In de Wet op de loonbelasting 1964 worden de volgende wijzigingen aangebracht.

A. In artikel 11, eerste lid, onderdeel j, onder 1°, wordt k en n» vervangen door k, n, o, p, q en r.

B.1. Aan artikel 15, eerste lid, wordt onder vervanging van «(Stb. 1990, 435).» aan het slot door een puntkomma, toegevoegd:

o. misdrijven ter zake waarvan de werknemer door een Nederlandse strafrechter bij onherroepelijke uitspraak is veroordeeld, daaronder begrepen de misdrijven die zijn betrokken bij de bepaling van de hoogte van de opgelegde straf en ter zake waarvan het Openbaar Ministerie heeft verklaard te zullen afzien van vervolging;

p. misdrijven ter zake waarvan de werknemer ter voorkoming van strafvervolging in Nederland aan de gestelde voorwaarden heeft voldaan;

q. wapens en munitie, tenzij ter zake een erkenning, consent, vergunning, verlof of ontheffing is verleend krachtens de Wet wapens en munitie;

r. dieren en categorieën van dieren als bedoeld in de krachtens de artikelen 73 en 107 van de Gezondheids- en Welzijnswet voor dieren vastgestelde Regeling agressieve dieren, tenzij ter zake een dierenpaspoort als bedoeld in artikel 3, tweede lid, onderdeel a, van die regeling is afgegeven.

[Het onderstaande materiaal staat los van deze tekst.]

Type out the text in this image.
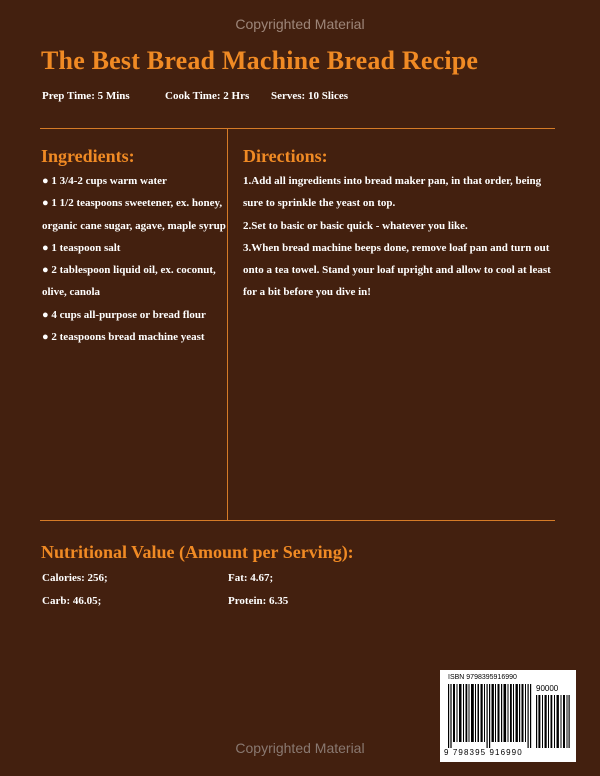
Copyrighted Material
The Best Bread Machine Bread Recipe
Prep Time: 5 Mins	Cook Time: 2 Hrs Serves: 10 Slices
Ingredients:

● 1 3/4-2 cups warm water

● 1 1/2 teaspoons sweetener, ex. honey, organic cane sugar, agave, maple syrup

● 1 teaspoon salt

● 2 tablespoon liquid oil, ex. coconut, olive, canola

● 4 cups all-purpose or bread flour

● 2 teaspoons bread machine yeast

Directions:

1.Add all ingredients into bread maker pan, in that order, being sure to sprinkle the yeast on top.

2.Set to basic or basic quick - whatever you like.

3.When bread machine beeps done, remove loaf pan and turn out onto a tea towel. Stand your loaf upright and allow to cool at least for a bit before you dive in!

Nutritional Value (Amount per Serving):
Calories: 256;	Fat: 4.67;
Carb: 46.05;	Protein: 6.35
ISBN 9798395916990
90000
9 798395 916990
Copyrighted Material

B.2. Na het zesde lid wordt toegevoegd:

7. Voor zover kosten die verband houden met een misdrijf in aanmerking zijn genomen in het loontijdvak waarin de veroordeling, bedoeld in het eerste lid, onderdeel o, onherroepelijk is geworden dan wel waarin aan de gestelde voorwaarden, bedoeld in het eerste lid, onderdeel p, is voldaan, in de daaraan voorafgaande loontijdvakken van het jaar of in een of meer van de vijf daaraan voorafgaande jaren, wordt op het tijdstip van het onherroepelijk worden van de veroordeling dan wel het voldoen aan de gestelde voorwaarden het bedrag ter grootte van die kosten als negatieve aftrekbare kosten in aanmerking genomen.

ARTIKEL III

Het bepaalde in deze wet is niet van toepassing met betrekking tot kosten en lasten en aftrekbare kosten die in aanmerking zijn genomen voor het in werking treden van deze wet.

ARTIKEL IV

Deze wet treedt in werking met ingang van de dag na de datum van uitgifte van het Staatsblad waarin zij wordt geplaatst.

Lasten en bevelen dat deze in het Staatsblad zal worden geplaatst en dat alle ministeries, autoriteiten, colleges en ambtenaren wie zulks aangaat, aan de nauwkeurige uitvoering de hand zullen houden.